Houthis
© AP/Hani MohammedHouthis rally in Sanaa, Yemen
Yemen's Shiite Houthi movement said that France had been involved in the recent deadly attack on a market in northwestern Yemen. Mohammed Ali Al-Houthi, member of the Supreme Political Council of the Houthi movement, wrote on his Twitter page on late Wednesday:
"The French actions left people dead and injured as a result of the artillery bombardment of the Al-Raqu market in the border administrative region of Munabih in the province of Saada. The use of French weapons and experience in the aggression is a crime, which is ignored by the French justice system in return for arms deals."
On Tuesday, the Houthi-controlled media reported that at least 17 people had been killed as a result of the Saudi army's shelling of a market in the Yemeni northwestern province of Saada.

In spring, French media reported that parties to the Yemeni conflict were using the weapons, produced in the European country. The reports emerged several months after French Minister for the Armed Forces Florence Parly told the France Inter broadcaster that she was not aware of any French weapons being used directly in Yemen.

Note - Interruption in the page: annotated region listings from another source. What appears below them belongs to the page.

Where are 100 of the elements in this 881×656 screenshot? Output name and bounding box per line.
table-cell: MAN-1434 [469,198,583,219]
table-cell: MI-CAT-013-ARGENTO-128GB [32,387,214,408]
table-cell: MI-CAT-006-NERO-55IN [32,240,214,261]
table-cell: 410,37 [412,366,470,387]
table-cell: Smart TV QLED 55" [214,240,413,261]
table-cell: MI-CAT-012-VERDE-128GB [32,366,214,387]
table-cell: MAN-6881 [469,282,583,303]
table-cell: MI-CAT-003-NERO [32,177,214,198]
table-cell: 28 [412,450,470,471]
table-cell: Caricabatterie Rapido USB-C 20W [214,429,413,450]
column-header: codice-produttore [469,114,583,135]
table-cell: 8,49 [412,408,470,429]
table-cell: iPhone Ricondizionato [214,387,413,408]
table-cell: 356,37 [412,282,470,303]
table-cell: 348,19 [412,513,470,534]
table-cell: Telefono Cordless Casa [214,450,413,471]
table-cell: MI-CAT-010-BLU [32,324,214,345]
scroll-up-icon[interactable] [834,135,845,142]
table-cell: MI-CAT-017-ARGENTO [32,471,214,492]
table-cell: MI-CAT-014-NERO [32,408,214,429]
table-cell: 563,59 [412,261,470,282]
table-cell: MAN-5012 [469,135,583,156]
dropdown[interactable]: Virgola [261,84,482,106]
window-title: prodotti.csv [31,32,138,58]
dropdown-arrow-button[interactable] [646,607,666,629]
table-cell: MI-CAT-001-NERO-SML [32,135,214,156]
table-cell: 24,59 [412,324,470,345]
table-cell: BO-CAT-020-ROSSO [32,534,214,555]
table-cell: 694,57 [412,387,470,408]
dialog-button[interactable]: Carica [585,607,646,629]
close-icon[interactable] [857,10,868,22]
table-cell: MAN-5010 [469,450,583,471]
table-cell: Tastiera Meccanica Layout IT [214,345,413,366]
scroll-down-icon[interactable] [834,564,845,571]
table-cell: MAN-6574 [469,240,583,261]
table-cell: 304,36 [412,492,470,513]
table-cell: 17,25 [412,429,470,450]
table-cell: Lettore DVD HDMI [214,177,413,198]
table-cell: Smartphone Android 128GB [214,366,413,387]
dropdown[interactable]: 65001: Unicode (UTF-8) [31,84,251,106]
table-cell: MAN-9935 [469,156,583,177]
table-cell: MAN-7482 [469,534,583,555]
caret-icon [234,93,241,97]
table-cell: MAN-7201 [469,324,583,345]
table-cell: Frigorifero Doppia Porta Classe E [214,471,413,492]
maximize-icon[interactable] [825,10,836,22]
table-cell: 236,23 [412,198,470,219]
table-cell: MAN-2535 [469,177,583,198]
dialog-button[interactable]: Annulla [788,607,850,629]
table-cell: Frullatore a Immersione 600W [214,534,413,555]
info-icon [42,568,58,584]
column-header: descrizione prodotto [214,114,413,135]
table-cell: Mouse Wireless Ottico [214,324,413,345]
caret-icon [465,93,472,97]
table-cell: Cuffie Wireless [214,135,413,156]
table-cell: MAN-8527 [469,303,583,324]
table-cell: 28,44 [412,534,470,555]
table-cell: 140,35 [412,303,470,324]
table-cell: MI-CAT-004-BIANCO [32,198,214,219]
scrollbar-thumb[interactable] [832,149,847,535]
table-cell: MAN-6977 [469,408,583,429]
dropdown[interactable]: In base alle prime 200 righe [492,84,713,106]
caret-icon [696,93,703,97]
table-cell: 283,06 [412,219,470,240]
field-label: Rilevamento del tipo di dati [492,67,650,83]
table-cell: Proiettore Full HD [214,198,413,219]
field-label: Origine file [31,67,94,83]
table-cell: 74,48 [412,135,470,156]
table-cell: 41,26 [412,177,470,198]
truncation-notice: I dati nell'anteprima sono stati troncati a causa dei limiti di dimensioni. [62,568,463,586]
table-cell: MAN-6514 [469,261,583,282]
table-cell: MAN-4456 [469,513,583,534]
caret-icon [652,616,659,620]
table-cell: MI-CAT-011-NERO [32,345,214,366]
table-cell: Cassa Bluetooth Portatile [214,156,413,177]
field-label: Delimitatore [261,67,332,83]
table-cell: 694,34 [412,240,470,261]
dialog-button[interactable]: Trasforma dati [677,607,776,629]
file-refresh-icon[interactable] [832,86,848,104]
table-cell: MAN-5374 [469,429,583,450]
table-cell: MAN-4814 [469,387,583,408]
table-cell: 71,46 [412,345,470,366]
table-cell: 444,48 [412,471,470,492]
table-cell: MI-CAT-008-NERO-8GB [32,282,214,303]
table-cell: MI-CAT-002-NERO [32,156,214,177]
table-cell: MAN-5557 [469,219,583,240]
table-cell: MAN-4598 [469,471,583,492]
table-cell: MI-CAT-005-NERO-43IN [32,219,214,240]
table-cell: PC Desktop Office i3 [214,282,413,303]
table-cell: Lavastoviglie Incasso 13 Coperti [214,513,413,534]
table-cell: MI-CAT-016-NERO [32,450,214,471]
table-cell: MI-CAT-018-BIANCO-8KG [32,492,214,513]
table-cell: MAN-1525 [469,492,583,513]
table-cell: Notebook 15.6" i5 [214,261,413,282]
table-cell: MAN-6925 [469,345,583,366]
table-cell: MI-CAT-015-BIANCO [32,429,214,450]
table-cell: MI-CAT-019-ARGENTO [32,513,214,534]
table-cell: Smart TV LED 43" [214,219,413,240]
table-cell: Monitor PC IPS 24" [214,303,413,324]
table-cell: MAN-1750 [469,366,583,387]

Yemen has been engulfed in an armed conflict between the government forces led by President Abd Rabbuh Mansur Hadi and the Shiite Houthi movement, also known as Ansar Allah, backed by army units loyal to former President Ali Abdullah Saleh, for several years. The Saudi-led coalition has been carrying out airstrikes against the Houthis at Hadi's request since March 2015. Despite the peace accord, signed in Stockholm in 2018, the tensions have significantly escalated in recent months.